Speaking of bonuses, Rick Peabody sent me a copy of a review he did for the Baltimore City Paper:

If you like Steve Martin, you’ll love this book! Richard Grayson is a 28-year-old word wizard from Brooklyn who packs more laughs into these 27 stories than Martin managed in all of Cruel Shoes. While both men possess wild imaginations, Martin’s prose is stiff and semi-literate by comparison.

In Grayson’s world, Hitler is resurrected and visiting modern New York; Abe Lincoln hates flapjacks and lies around doing nothing while Stephen Douglas sleeps with Mary Todd; Justice Burger is deluged with fan mail; stories come to life and go to the hospital or bite novelist John Gardner on the leg at a writer’s conference. . . It is the kind of humor that has made Flann O’Brien a cult figure and which has enabled Gilbert Sorrentino’s Mulligan Stew to be the literary hit of the summer.

The “Families” section of the book deals with the stereotypical Jewish family and these stories are the most real, seemingly autobiographical.
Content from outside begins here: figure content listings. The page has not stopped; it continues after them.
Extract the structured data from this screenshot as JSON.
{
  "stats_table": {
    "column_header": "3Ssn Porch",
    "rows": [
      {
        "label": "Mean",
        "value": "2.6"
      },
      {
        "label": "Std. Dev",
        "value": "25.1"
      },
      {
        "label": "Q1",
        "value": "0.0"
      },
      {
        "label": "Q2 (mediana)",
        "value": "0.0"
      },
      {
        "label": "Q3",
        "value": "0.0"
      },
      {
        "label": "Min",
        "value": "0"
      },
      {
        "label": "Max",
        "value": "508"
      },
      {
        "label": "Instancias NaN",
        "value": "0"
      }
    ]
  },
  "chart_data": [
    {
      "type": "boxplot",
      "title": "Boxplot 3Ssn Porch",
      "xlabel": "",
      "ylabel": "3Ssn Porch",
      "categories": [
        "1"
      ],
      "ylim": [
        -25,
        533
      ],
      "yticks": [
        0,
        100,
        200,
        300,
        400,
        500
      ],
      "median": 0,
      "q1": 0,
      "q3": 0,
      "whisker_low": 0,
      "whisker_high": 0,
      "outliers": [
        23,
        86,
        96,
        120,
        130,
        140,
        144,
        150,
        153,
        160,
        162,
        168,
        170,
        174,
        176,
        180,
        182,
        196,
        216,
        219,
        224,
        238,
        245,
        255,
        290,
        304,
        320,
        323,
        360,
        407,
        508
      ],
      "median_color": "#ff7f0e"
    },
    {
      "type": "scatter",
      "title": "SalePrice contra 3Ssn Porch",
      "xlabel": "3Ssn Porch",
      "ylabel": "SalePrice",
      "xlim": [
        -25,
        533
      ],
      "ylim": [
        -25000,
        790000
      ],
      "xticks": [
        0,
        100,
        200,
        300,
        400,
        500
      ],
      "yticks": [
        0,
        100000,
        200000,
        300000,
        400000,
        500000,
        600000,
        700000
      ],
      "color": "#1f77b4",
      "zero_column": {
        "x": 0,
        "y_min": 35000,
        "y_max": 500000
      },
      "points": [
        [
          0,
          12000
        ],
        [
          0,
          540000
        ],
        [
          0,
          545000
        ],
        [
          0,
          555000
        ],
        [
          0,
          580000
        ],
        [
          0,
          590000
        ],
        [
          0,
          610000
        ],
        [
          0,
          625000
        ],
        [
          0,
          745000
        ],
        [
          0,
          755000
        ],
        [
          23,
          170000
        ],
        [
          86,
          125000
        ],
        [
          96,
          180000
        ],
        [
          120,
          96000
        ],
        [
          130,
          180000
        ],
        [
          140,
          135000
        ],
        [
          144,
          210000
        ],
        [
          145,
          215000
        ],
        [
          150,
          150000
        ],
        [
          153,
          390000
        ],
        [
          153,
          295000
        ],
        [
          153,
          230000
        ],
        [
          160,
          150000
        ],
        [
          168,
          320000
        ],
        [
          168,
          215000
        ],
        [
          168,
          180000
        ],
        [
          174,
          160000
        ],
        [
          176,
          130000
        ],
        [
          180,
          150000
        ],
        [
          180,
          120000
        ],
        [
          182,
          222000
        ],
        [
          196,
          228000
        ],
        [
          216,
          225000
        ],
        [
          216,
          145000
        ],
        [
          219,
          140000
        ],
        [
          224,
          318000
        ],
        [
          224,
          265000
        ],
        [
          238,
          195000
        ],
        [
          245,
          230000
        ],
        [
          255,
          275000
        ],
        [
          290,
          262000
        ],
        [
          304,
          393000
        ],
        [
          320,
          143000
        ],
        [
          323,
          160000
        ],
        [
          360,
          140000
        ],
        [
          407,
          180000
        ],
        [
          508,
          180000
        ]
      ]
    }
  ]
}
Grayson weaves the landscape of tradition and the heartfelt characters together with the absurdities of human relationships to tell some hard truths in these highly charged tales.

Other standouts in a book of standouts are: a story told through a series of “Classified Personal” ads; “A Note on the Type,” which parodies such notes; a story that disintegrates as it progresses; a soap opera starring the author; his notes on the flyleaf; and a fantastic cover.
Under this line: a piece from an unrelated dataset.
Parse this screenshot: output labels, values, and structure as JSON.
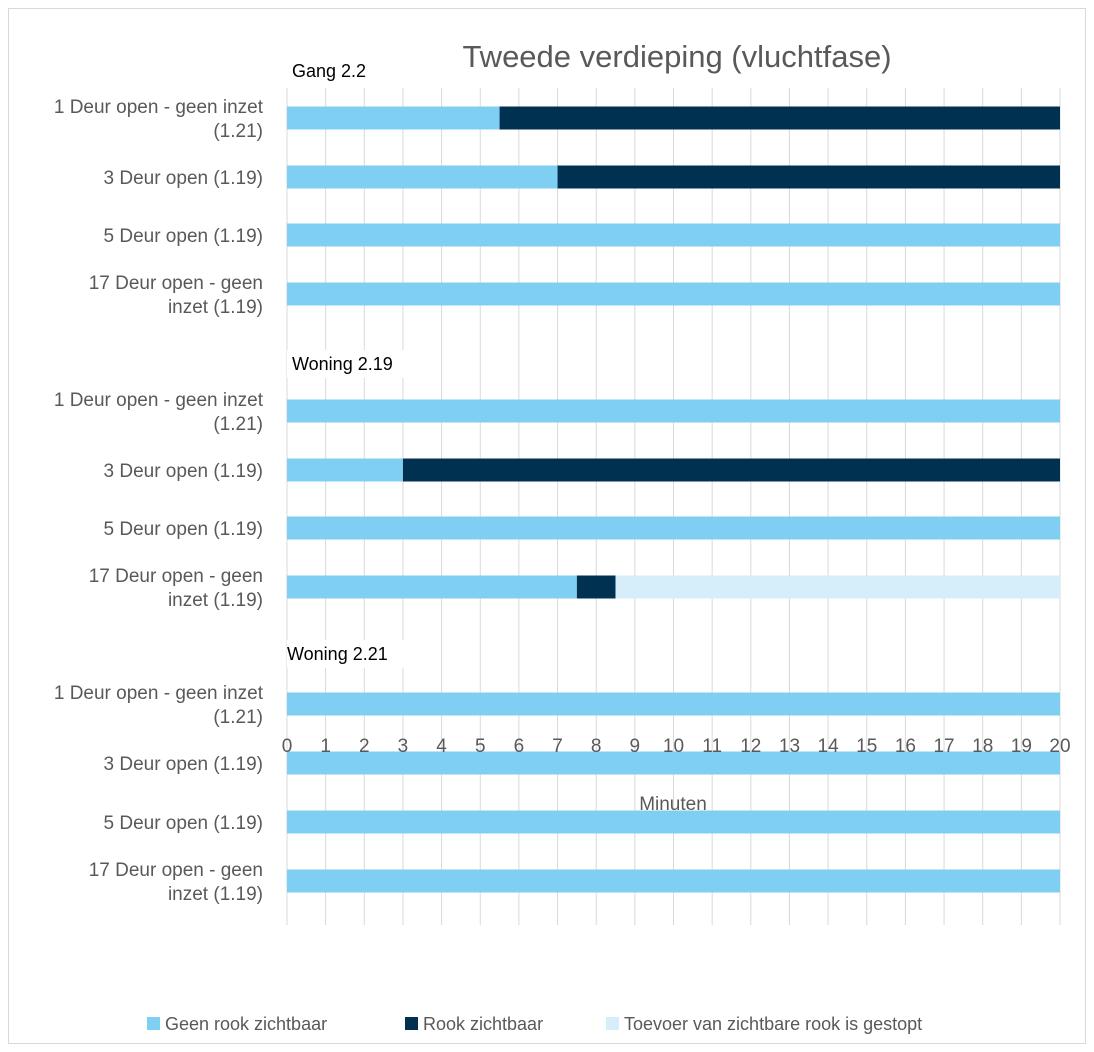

Very few writers under the age of 30 have had anything published in the New York publishing world. Grayson is the beginning of a whole new wave. He deserves your attention. Steve Martin’s book may be at the top of the charts, but if there is any justice in this post-Monty Python world, Richard Grayson will be the next Vice President.

What a splendid review. God bless you, Rick Peabody!

I spoke to Simon, who’s teaching two courses each at BMCC and NYCCC, using different social security numbers. Simon said Josh hates Hunter because the department is “busting his chops” and because the Hunter students “know just enough to think they know it all.”

At first I was going to go out with the gang tonight, but finally I realized that I’m much too tired. What I want to do is go to bed early and sleep late.